La ministre des Ressources humaines, Diane Finley, a présenté les détails de la réforme annoncée dans le budget déposé en mars dernier par le gouvernement de Stephen Harper.

Les modifications font notamment en sorte que certains chômeurs, s’ils veulent demeurer admissibles aux prestations, devront accepter n’importe quel emploi à moins d’une heure de route de leur domicile. Par exemple, selon les nouvelles règles un prestataire «fréquent», c’est-à-dire une personne qui a touché au moins 60 semaines de prestations au cours des cinq dernières années, devra accepter «tout travail» pour lequel il est qualifié, à 70% de la rémunération précédente, après six semaines de prestations. Le Conseil national des chômeurs y voit particulièrement une attaque à l’endroit des travailleurs saisonniers, qui comptent pour 27,3% des demandes d’assurance emploi au pays.

Pour le député de Jeanne-Le Ber, Tyrone Benskin, les modifications signifient que «moins de Canadiens seront admissibles à l’assurance emploi, que plusieurs prestataires seront forcés d’accepter des emplois à des salaires moins élevés et que d’autres seront redirigés vers les programmes sociaux provinciaux».

«De moins en moins de Canadiens ont accès à l’assurance emploi dans les moments où ils en ont le plus besoin, s’est indigné le député. Dans le contexte économique actuel, le gouvernement met de plus en plus de travailleurs et travailleuses à pied. En modifiant ainsi les règles de l’assurance emploi, le gouvernement vise à créer un bassin de main d’œuvre pas cher lui assurant de combler la pénurie dans certains secteurs.»
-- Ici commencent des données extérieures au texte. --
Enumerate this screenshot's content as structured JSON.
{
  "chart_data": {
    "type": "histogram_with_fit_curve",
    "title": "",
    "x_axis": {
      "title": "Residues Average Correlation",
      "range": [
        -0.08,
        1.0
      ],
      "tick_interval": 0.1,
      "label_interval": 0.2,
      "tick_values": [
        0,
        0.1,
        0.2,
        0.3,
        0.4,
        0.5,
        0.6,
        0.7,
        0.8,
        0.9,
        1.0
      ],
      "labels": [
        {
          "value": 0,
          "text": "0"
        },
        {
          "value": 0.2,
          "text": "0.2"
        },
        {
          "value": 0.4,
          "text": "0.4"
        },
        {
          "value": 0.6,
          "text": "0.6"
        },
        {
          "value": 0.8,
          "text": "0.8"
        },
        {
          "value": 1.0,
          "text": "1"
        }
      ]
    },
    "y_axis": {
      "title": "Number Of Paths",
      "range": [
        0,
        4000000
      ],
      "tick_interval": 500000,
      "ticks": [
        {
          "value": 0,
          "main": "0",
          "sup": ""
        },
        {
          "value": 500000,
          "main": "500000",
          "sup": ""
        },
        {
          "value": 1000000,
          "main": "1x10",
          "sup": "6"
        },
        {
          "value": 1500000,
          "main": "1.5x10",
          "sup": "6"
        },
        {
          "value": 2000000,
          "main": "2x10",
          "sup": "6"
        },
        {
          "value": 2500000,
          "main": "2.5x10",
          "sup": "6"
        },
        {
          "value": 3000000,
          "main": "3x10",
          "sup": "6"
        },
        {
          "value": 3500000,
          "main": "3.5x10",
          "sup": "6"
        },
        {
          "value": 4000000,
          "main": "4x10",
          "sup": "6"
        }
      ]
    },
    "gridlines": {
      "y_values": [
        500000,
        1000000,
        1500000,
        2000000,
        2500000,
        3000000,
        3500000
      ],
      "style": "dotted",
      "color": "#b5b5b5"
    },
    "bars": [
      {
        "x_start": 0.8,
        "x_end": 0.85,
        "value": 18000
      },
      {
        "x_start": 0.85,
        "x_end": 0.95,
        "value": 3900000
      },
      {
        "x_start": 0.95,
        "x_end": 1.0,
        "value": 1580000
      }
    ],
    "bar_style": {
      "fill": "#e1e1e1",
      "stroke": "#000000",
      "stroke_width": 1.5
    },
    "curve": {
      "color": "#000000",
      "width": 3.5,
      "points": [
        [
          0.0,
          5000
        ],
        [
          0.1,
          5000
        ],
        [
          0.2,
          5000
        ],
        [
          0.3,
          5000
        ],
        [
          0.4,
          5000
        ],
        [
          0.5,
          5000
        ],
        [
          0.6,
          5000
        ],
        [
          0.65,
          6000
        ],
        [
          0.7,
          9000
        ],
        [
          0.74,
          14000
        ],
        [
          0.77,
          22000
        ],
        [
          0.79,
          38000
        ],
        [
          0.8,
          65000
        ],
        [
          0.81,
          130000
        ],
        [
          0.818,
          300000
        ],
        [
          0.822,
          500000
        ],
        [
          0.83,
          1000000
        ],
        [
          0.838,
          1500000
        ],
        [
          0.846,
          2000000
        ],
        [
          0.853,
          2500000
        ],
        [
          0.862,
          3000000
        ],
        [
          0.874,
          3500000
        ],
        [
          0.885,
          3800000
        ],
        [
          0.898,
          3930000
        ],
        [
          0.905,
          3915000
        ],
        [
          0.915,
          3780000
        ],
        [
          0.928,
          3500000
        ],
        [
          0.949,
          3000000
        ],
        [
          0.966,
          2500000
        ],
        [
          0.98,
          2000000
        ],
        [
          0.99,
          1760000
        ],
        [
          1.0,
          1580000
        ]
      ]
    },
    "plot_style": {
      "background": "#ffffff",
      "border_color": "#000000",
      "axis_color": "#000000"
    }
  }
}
«À long terme, ça cause un nivellement par le bas», a pour sa part commenté la députée de LaSalle-Émard, Hélène LeBlanc, rappelant que «ce sont les travailleurs qui contribuent à ce fonds et les employeurs». La députée estime que le gouvernement fait fausse route et qu’il devrait plutôt orienter ses initiatives en matière d’emploi en ayant à l’esprit les notions de croissance et de prospérité. «Nous voulons des emplois bien rémunérés qui offrent des conditions intéressantes», a déclaré Mme LeBlanc. (A.D.)